Moment with a Manager: Matt Hixson | Business

By MARINA WATERS

Name: Matt Hixson

Age: 48

Education: Master’s degree

Title: Director of Schools

Company: Hawkins County

What do you do? I am the director of schools for Hawkins County.

What do you think are the keys to success?

I think the best leaders are those who lead by example, are open to feedback, and who consistently strive to not only improve themselves, but create avenues of success for those around them.

Name some of your key successes.

I have worked in several construction trades, managed a retail drug store, I have taught countless students in grades 2-12 and in graduate school, and I have had the chance to lead in multiple positions within education. Currently, I have the blessing of working alongside roughly 1,300 employees and over 6,300 students within Hawkins County.

Success goes well beyond positions or titles held. I count success as being able to do what you love and enjoy working alongside those working with you. Therefore, working in Hawkins County is a key success for me!

Who were your mentors?

My dad, my friends Chance Flint and Jason Baker, and my father-in-law, Ralph Petersen. All of these individuals exemplify godly character, strong work ethics, and the ability to use nearly all circumstances as learning opportunities, whether I was open to the lessons at the time or not! I currently work with Dr. Reba Bailey, who teaches me daily to be reflective, patient, and listen before speaking. My wife of 25 years is also a mentor and huge support to me, as she has shared this journey with me and has been the biggest encouragement I could ever need.

Can you name a turning point in your career?

I learned that taking pride in your work and enjoying the work itself are far more important than the financial awards one might earn in fields they truly do not enjoy. The turning point in my career came when I was working for a man I really looked up to in the retail industry. He said, “I will train you in retail and I will teach you what you need to know, but I expect you to leave and pursue your career at some point. I don’t want you to make retail your career. It is not for you, and I see you have gifts in other areas. Take what you can learn and leave this place.”
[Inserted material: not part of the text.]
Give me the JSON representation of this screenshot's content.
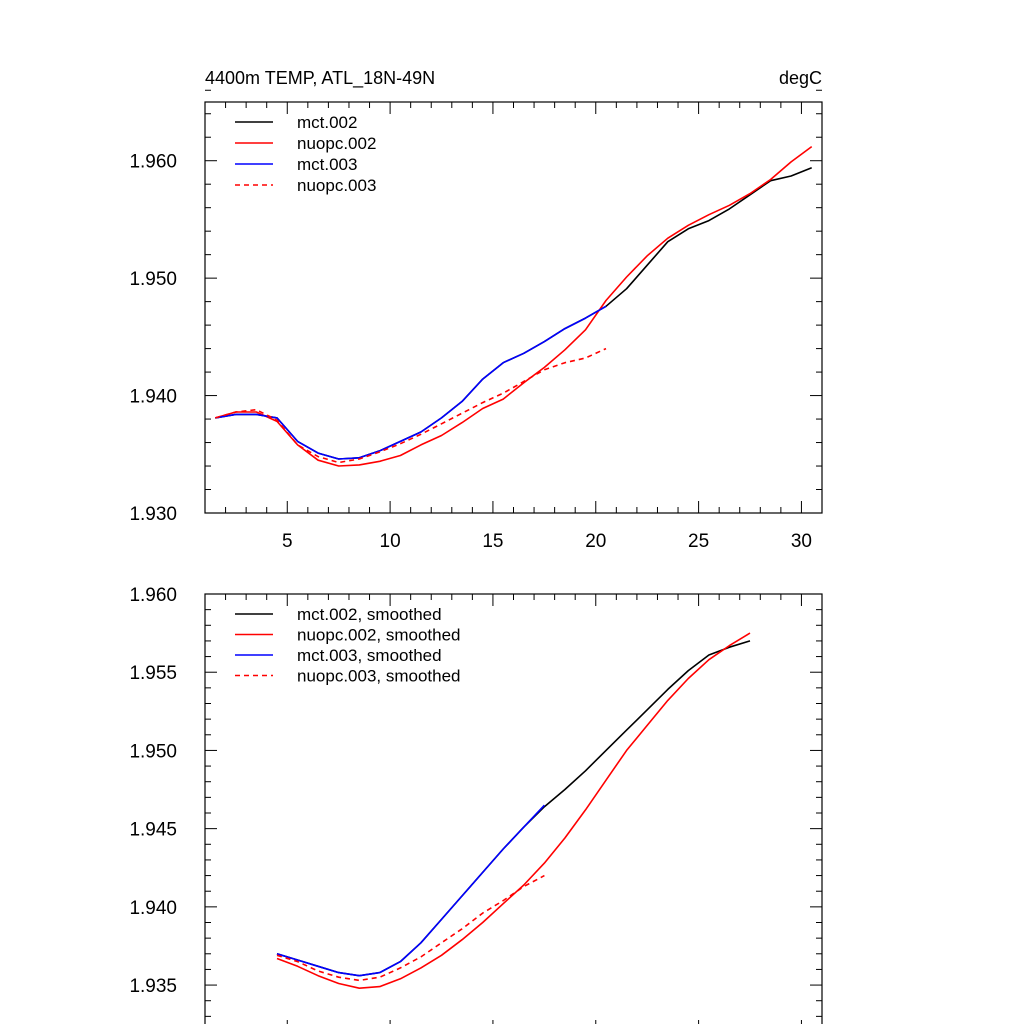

This was not a disparaging remark about retail. It was an honest statement ofment from an individual that cared more about my future success and happiness than he did about the company or securing a long-term employee for himself. About a year later, I become a store manager. He had the same talk with me. Needless to say, I took his advice and I left retail and went into education a year later.
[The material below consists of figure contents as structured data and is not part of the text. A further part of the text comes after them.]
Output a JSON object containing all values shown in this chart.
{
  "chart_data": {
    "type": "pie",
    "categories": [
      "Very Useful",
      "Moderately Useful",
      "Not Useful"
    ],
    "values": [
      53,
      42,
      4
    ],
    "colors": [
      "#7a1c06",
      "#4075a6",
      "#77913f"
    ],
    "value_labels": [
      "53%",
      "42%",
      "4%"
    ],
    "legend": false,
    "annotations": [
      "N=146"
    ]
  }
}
Who are your family members?

My wife, Valerie; my daughter Madison; son Hunter; daughter Macyn; and twin sons Cooper and Parker.
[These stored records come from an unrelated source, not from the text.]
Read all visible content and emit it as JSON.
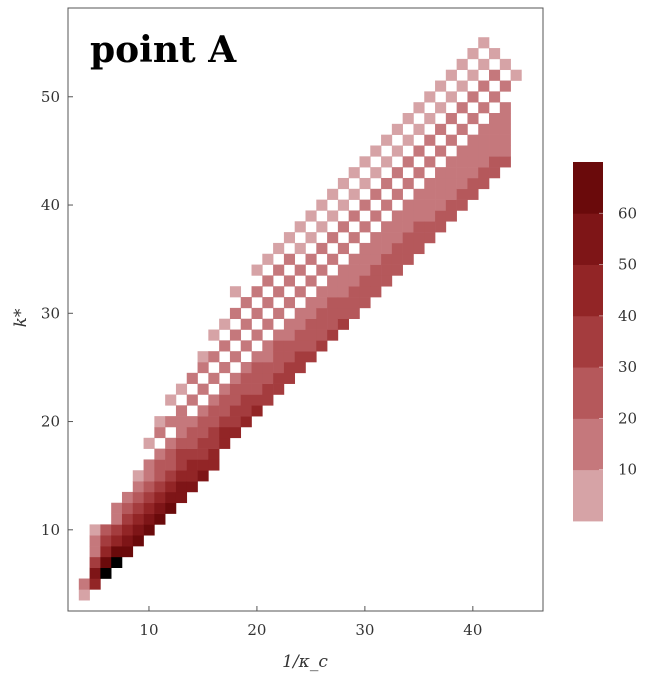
{
  "chart_data": {
    "type": "heatmap",
    "title": "point A",
    "xlabel": "1/κ_c",
    "ylabel": "k*",
    "xlim": [
      2.5,
      46.5
    ],
    "ylim": [
      2.5,
      58.2
    ],
    "xticks": [
      10,
      20,
      30,
      40
    ],
    "yticks": [
      10,
      20,
      30,
      40,
      50
    ],
    "bin_width": 1.0,
    "colorbar": {
      "ticks": [
        10,
        20,
        30,
        40,
        50,
        60
      ],
      "range": [
        0,
        70
      ],
      "bands": [
        {
          "from": 0,
          "to": 10,
          "color": "#d6a3a6"
        },
        {
          "from": 10,
          "to": 20,
          "color": "#c5787c"
        },
        {
          "from": 20,
          "to": 30,
          "color": "#b5585b"
        },
        {
          "from": 30,
          "to": 40,
          "color": "#a43c3e"
        },
        {
          "from": 40,
          "to": 50,
          "color": "#922526"
        },
        {
          "from": 50,
          "to": 60,
          "color": "#7e1517"
        },
        {
          "from": 60,
          "to": 70,
          "color": "#6a0a0b"
        }
      ]
    },
    "cells": [
      [
        4,
        4,
        5
      ],
      [
        4,
        5,
        15
      ],
      [
        5,
        5,
        40
      ],
      [
        5,
        6,
        55
      ],
      [
        5,
        7,
        30
      ],
      [
        5,
        8,
        15
      ],
      [
        5,
        9,
        10
      ],
      [
        5,
        10,
        8
      ],
      [
        6,
        6,
        70
      ],
      [
        6,
        7,
        60
      ],
      [
        6,
        8,
        45
      ],
      [
        6,
        9,
        30
      ],
      [
        6,
        10,
        20
      ],
      [
        7,
        7,
        72
      ],
      [
        7,
        8,
        60
      ],
      [
        7,
        9,
        40
      ],
      [
        7,
        10,
        30
      ],
      [
        7,
        11,
        15
      ],
      [
        7,
        12,
        10
      ],
      [
        8,
        8,
        65
      ],
      [
        8,
        9,
        55
      ],
      [
        8,
        10,
        45
      ],
      [
        8,
        11,
        35
      ],
      [
        8,
        12,
        25
      ],
      [
        8,
        13,
        12
      ],
      [
        9,
        9,
        62
      ],
      [
        9,
        10,
        50
      ],
      [
        9,
        11,
        40
      ],
      [
        9,
        12,
        30
      ],
      [
        9,
        13,
        20
      ],
      [
        9,
        14,
        10
      ],
      [
        9,
        15,
        8
      ],
      [
        10,
        10,
        68
      ],
      [
        10,
        11,
        55
      ],
      [
        10,
        12,
        45
      ],
      [
        10,
        13,
        38
      ],
      [
        10,
        14,
        28
      ],
      [
        10,
        15,
        18
      ],
      [
        10,
        16,
        12
      ],
      [
        10,
        18,
        8
      ],
      [
        11,
        11,
        64
      ],
      [
        11,
        12,
        55
      ],
      [
        11,
        13,
        45
      ],
      [
        11,
        14,
        35
      ],
      [
        11,
        15,
        28
      ],
      [
        11,
        16,
        20
      ],
      [
        11,
        17,
        15
      ],
      [
        11,
        19,
        10
      ],
      [
        11,
        20,
        8
      ],
      [
        12,
        12,
        60
      ],
      [
        12,
        13,
        52
      ],
      [
        12,
        14,
        45
      ],
      [
        12,
        15,
        36
      ],
      [
        12,
        16,
        28
      ],
      [
        12,
        17,
        22
      ],
      [
        12,
        18,
        15
      ],
      [
        12,
        20,
        12
      ],
      [
        12,
        22,
        8
      ],
      [
        13,
        13,
        58
      ],
      [
        13,
        14,
        52
      ],
      [
        13,
        15,
        44
      ],
      [
        13,
        16,
        38
      ],
      [
        13,
        17,
        30
      ],
      [
        13,
        18,
        24
      ],
      [
        13,
        19,
        18
      ],
      [
        13,
        20,
        14
      ],
      [
        13,
        21,
        10
      ],
      [
        13,
        23,
        8
      ],
      [
        14,
        14,
        55
      ],
      [
        14,
        15,
        48
      ],
      [
        14,
        16,
        40
      ],
      [
        14,
        17,
        35
      ],
      [
        14,
        18,
        28
      ],
      [
        14,
        19,
        22
      ],
      [
        14,
        20,
        18
      ],
      [
        14,
        22,
        12
      ],
      [
        14,
        24,
        10
      ],
      [
        15,
        15,
        50
      ],
      [
        15,
        16,
        44
      ],
      [
        15,
        17,
        38
      ],
      [
        15,
        18,
        32
      ],
      [
        15,
        19,
        26
      ],
      [
        15,
        20,
        20
      ],
      [
        15,
        21,
        16
      ],
      [
        15,
        23,
        12
      ],
      [
        15,
        25,
        10
      ],
      [
        15,
        26,
        8
      ],
      [
        16,
        16,
        48
      ],
      [
        16,
        17,
        42
      ],
      [
        16,
        18,
        36
      ],
      [
        16,
        19,
        30
      ],
      [
        16,
        20,
        26
      ],
      [
        16,
        21,
        20
      ],
      [
        16,
        22,
        16
      ],
      [
        16,
        24,
        12
      ],
      [
        16,
        26,
        10
      ],
      [
        16,
        28,
        8
      ],
      [
        17,
        18,
        45
      ],
      [
        17,
        19,
        40
      ],
      [
        17,
        20,
        34
      ],
      [
        17,
        21,
        28
      ],
      [
        17,
        22,
        22
      ],
      [
        17,
        23,
        18
      ],
      [
        17,
        25,
        14
      ],
      [
        17,
        27,
        10
      ],
      [
        17,
        29,
        8
      ],
      [
        18,
        19,
        44
      ],
      [
        18,
        20,
        38
      ],
      [
        18,
        21,
        32
      ],
      [
        18,
        22,
        26
      ],
      [
        18,
        23,
        22
      ],
      [
        18,
        24,
        18
      ],
      [
        18,
        26,
        14
      ],
      [
        18,
        28,
        12
      ],
      [
        18,
        30,
        10
      ],
      [
        18,
        32,
        8
      ],
      [
        19,
        20,
        42
      ],
      [
        19,
        21,
        36
      ],
      [
        19,
        22,
        30
      ],
      [
        19,
        23,
        26
      ],
      [
        19,
        24,
        22
      ],
      [
        19,
        25,
        18
      ],
      [
        19,
        27,
        14
      ],
      [
        19,
        29,
        12
      ],
      [
        19,
        31,
        10
      ],
      [
        20,
        21,
        40
      ],
      [
        20,
        22,
        34
      ],
      [
        20,
        23,
        28
      ],
      [
        20,
        24,
        24
      ],
      [
        20,
        25,
        20
      ],
      [
        20,
        26,
        16
      ],
      [
        20,
        28,
        14
      ],
      [
        20,
        30,
        12
      ],
      [
        20,
        32,
        10
      ],
      [
        20,
        34,
        8
      ],
      [
        21,
        22,
        38
      ],
      [
        21,
        23,
        33
      ],
      [
        21,
        24,
        27
      ],
      [
        21,
        25,
        23
      ],
      [
        21,
        26,
        19
      ],
      [
        21,
        27,
        16
      ],
      [
        21,
        29,
        14
      ],
      [
        21,
        31,
        12
      ],
      [
        21,
        33,
        10
      ],
      [
        21,
        35,
        8
      ],
      [
        22,
        23,
        36
      ],
      [
        22,
        24,
        32
      ],
      [
        22,
        25,
        27
      ],
      [
        22,
        26,
        24
      ],
      [
        22,
        27,
        20
      ],
      [
        22,
        28,
        16
      ],
      [
        22,
        30,
        13
      ],
      [
        22,
        32,
        12
      ],
      [
        22,
        34,
        10
      ],
      [
        22,
        36,
        8
      ],
      [
        23,
        24,
        35
      ],
      [
        23,
        25,
        30
      ],
      [
        23,
        26,
        26
      ],
      [
        23,
        27,
        22
      ],
      [
        23,
        28,
        18
      ],
      [
        23,
        29,
        16
      ],
      [
        23,
        31,
        13
      ],
      [
        23,
        33,
        11
      ],
      [
        23,
        35,
        10
      ],
      [
        23,
        37,
        8
      ],
      [
        24,
        25,
        34
      ],
      [
        24,
        26,
        30
      ],
      [
        24,
        27,
        25
      ],
      [
        24,
        28,
        22
      ],
      [
        24,
        29,
        18
      ],
      [
        24,
        30,
        15
      ],
      [
        24,
        32,
        12
      ],
      [
        24,
        34,
        11
      ],
      [
        24,
        36,
        9
      ],
      [
        24,
        38,
        8
      ],
      [
        25,
        26,
        33
      ],
      [
        25,
        27,
        28
      ],
      [
        25,
        28,
        25
      ],
      [
        25,
        29,
        21
      ],
      [
        25,
        30,
        18
      ],
      [
        25,
        31,
        15
      ],
      [
        25,
        33,
        13
      ],
      [
        25,
        35,
        11
      ],
      [
        25,
        37,
        9
      ],
      [
        25,
        39,
        8
      ],
      [
        26,
        27,
        32
      ],
      [
        26,
        28,
        28
      ],
      [
        26,
        29,
        24
      ],
      [
        26,
        30,
        20
      ],
      [
        26,
        31,
        18
      ],
      [
        26,
        32,
        15
      ],
      [
        26,
        34,
        13
      ],
      [
        26,
        36,
        11
      ],
      [
        26,
        38,
        9
      ],
      [
        26,
        40,
        8
      ],
      [
        27,
        28,
        30
      ],
      [
        27,
        29,
        27
      ],
      [
        27,
        30,
        23
      ],
      [
        27,
        31,
        20
      ],
      [
        27,
        32,
        17
      ],
      [
        27,
        33,
        15
      ],
      [
        27,
        35,
        13
      ],
      [
        27,
        37,
        11
      ],
      [
        27,
        39,
        9
      ],
      [
        27,
        41,
        8
      ],
      [
        28,
        29,
        30
      ],
      [
        28,
        30,
        26
      ],
      [
        28,
        31,
        22
      ],
      [
        28,
        32,
        19
      ],
      [
        28,
        33,
        17
      ],
      [
        28,
        34,
        15
      ],
      [
        28,
        36,
        12
      ],
      [
        28,
        38,
        10
      ],
      [
        28,
        40,
        9
      ],
      [
        28,
        42,
        8
      ],
      [
        29,
        30,
        29
      ],
      [
        29,
        31,
        26
      ],
      [
        29,
        32,
        22
      ],
      [
        29,
        33,
        19
      ],
      [
        29,
        34,
        17
      ],
      [
        29,
        35,
        14
      ],
      [
        29,
        37,
        12
      ],
      [
        29,
        39,
        10
      ],
      [
        29,
        41,
        9
      ],
      [
        29,
        43,
        8
      ],
      [
        30,
        31,
        28
      ],
      [
        30,
        32,
        25
      ],
      [
        30,
        33,
        22
      ],
      [
        30,
        34,
        19
      ],
      [
        30,
        35,
        16
      ],
      [
        30,
        36,
        14
      ],
      [
        30,
        38,
        12
      ],
      [
        30,
        40,
        10
      ],
      [
        30,
        42,
        9
      ],
      [
        30,
        44,
        8
      ],
      [
        31,
        32,
        28
      ],
      [
        31,
        33,
        24
      ],
      [
        31,
        34,
        21
      ],
      [
        31,
        35,
        18
      ],
      [
        31,
        36,
        16
      ],
      [
        31,
        37,
        14
      ],
      [
        31,
        39,
        12
      ],
      [
        31,
        41,
        10
      ],
      [
        31,
        43,
        9
      ],
      [
        31,
        45,
        8
      ],
      [
        32,
        33,
        27
      ],
      [
        32,
        34,
        24
      ],
      [
        32,
        35,
        21
      ],
      [
        32,
        36,
        18
      ],
      [
        32,
        37,
        16
      ],
      [
        32,
        38,
        14
      ],
      [
        32,
        40,
        12
      ],
      [
        32,
        42,
        10
      ],
      [
        32,
        44,
        9
      ],
      [
        32,
        46,
        8
      ],
      [
        33,
        34,
        26
      ],
      [
        33,
        35,
        23
      ],
      [
        33,
        36,
        20
      ],
      [
        33,
        37,
        18
      ],
      [
        33,
        38,
        16
      ],
      [
        33,
        39,
        14
      ],
      [
        33,
        41,
        12
      ],
      [
        33,
        43,
        10
      ],
      [
        33,
        45,
        9
      ],
      [
        33,
        47,
        8
      ],
      [
        34,
        35,
        26
      ],
      [
        34,
        36,
        23
      ],
      [
        34,
        37,
        20
      ],
      [
        34,
        38,
        18
      ],
      [
        34,
        39,
        16
      ],
      [
        34,
        40,
        14
      ],
      [
        34,
        42,
        12
      ],
      [
        34,
        44,
        10
      ],
      [
        34,
        46,
        9
      ],
      [
        34,
        48,
        8
      ],
      [
        35,
        36,
        25
      ],
      [
        35,
        37,
        22
      ],
      [
        35,
        38,
        20
      ],
      [
        35,
        39,
        17
      ],
      [
        35,
        40,
        15
      ],
      [
        35,
        41,
        14
      ],
      [
        35,
        43,
        12
      ],
      [
        35,
        45,
        10
      ],
      [
        35,
        47,
        9
      ],
      [
        35,
        49,
        8
      ],
      [
        36,
        37,
        25
      ],
      [
        36,
        38,
        22
      ],
      [
        36,
        39,
        19
      ],
      [
        36,
        40,
        17
      ],
      [
        36,
        41,
        15
      ],
      [
        36,
        42,
        13
      ],
      [
        36,
        44,
        11
      ],
      [
        36,
        46,
        10
      ],
      [
        36,
        48,
        9
      ],
      [
        36,
        50,
        8
      ],
      [
        37,
        38,
        24
      ],
      [
        37,
        39,
        21
      ],
      [
        37,
        40,
        19
      ],
      [
        37,
        41,
        17
      ],
      [
        37,
        42,
        15
      ],
      [
        37,
        43,
        13
      ],
      [
        37,
        45,
        11
      ],
      [
        37,
        47,
        10
      ],
      [
        37,
        49,
        9
      ],
      [
        37,
        51,
        8
      ],
      [
        38,
        39,
        24
      ],
      [
        38,
        40,
        21
      ],
      [
        38,
        41,
        19
      ],
      [
        38,
        42,
        16
      ],
      [
        38,
        43,
        15
      ],
      [
        38,
        44,
        13
      ],
      [
        38,
        46,
        11
      ],
      [
        38,
        48,
        10
      ],
      [
        38,
        50,
        9
      ],
      [
        38,
        52,
        8
      ],
      [
        39,
        40,
        23
      ],
      [
        39,
        41,
        21
      ],
      [
        39,
        42,
        18
      ],
      [
        39,
        43,
        16
      ],
      [
        39,
        44,
        14
      ],
      [
        39,
        45,
        13
      ],
      [
        39,
        47,
        11
      ],
      [
        39,
        49,
        10
      ],
      [
        39,
        51,
        9
      ],
      [
        39,
        53,
        8
      ],
      [
        40,
        41,
        23
      ],
      [
        40,
        42,
        20
      ],
      [
        40,
        43,
        18
      ],
      [
        40,
        44,
        16
      ],
      [
        40,
        45,
        14
      ],
      [
        40,
        46,
        13
      ],
      [
        40,
        48,
        11
      ],
      [
        40,
        50,
        10
      ],
      [
        40,
        52,
        9
      ],
      [
        40,
        54,
        8
      ],
      [
        41,
        42,
        22
      ],
      [
        41,
        43,
        20
      ],
      [
        41,
        44,
        18
      ],
      [
        41,
        45,
        16
      ],
      [
        41,
        46,
        14
      ],
      [
        41,
        47,
        12
      ],
      [
        41,
        49,
        11
      ],
      [
        41,
        51,
        10
      ],
      [
        41,
        53,
        9
      ],
      [
        41,
        55,
        8
      ],
      [
        42,
        43,
        22
      ],
      [
        42,
        44,
        20
      ],
      [
        42,
        45,
        17
      ],
      [
        42,
        46,
        15
      ],
      [
        42,
        47,
        14
      ],
      [
        42,
        48,
        12
      ],
      [
        42,
        50,
        11
      ],
      [
        42,
        52,
        10
      ],
      [
        42,
        54,
        9
      ],
      [
        43,
        44,
        21
      ],
      [
        43,
        45,
        19
      ],
      [
        43,
        46,
        17
      ],
      [
        43,
        47,
        15
      ],
      [
        43,
        48,
        14
      ],
      [
        43,
        49,
        12
      ],
      [
        43,
        51,
        10
      ],
      [
        43,
        53,
        9
      ],
      [
        44,
        52,
        8
      ]
    ]
  }
}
What management books would you recommend?

I read a variety of short anecdotes and stories from those who have reached success in life. For example, I read the book about Magic and Larry, chronicling the battle between Magic Johnson of the Lakers, and Larry Bird of the Boston Celtics back in the ’80s. I like learning general leadership skills and assessments from those who have achieved in all aspects of life. I have read John Wooden’s book of quotes, I have read “Trust Matters” by Megan Tschannen-Moran, “Start with Why” by Simon Sinek, and our leadership team is currently reading “Districts that Succeed” by Karen Chenoweth. My favorite all-time collection of books is the Bible, which I try to read every morning.

Do you read any national business publications?

I read monthly publications from education publishers such as the AASA, ASCD, countless articles identified by staff, and research from superintendents throughout the country who are making a difference in their communities, especially those who are prioritizing career-technical education (CTE).

One piece of advice you would give an up-and-coming manager?

In any new position, be slow to react, quick to learn and listen. Lead by example, and don’t get defensive when others provide input. Exhibit genuine care for those working with you, and be visible. Every day is an interview day. You never know who is watching you!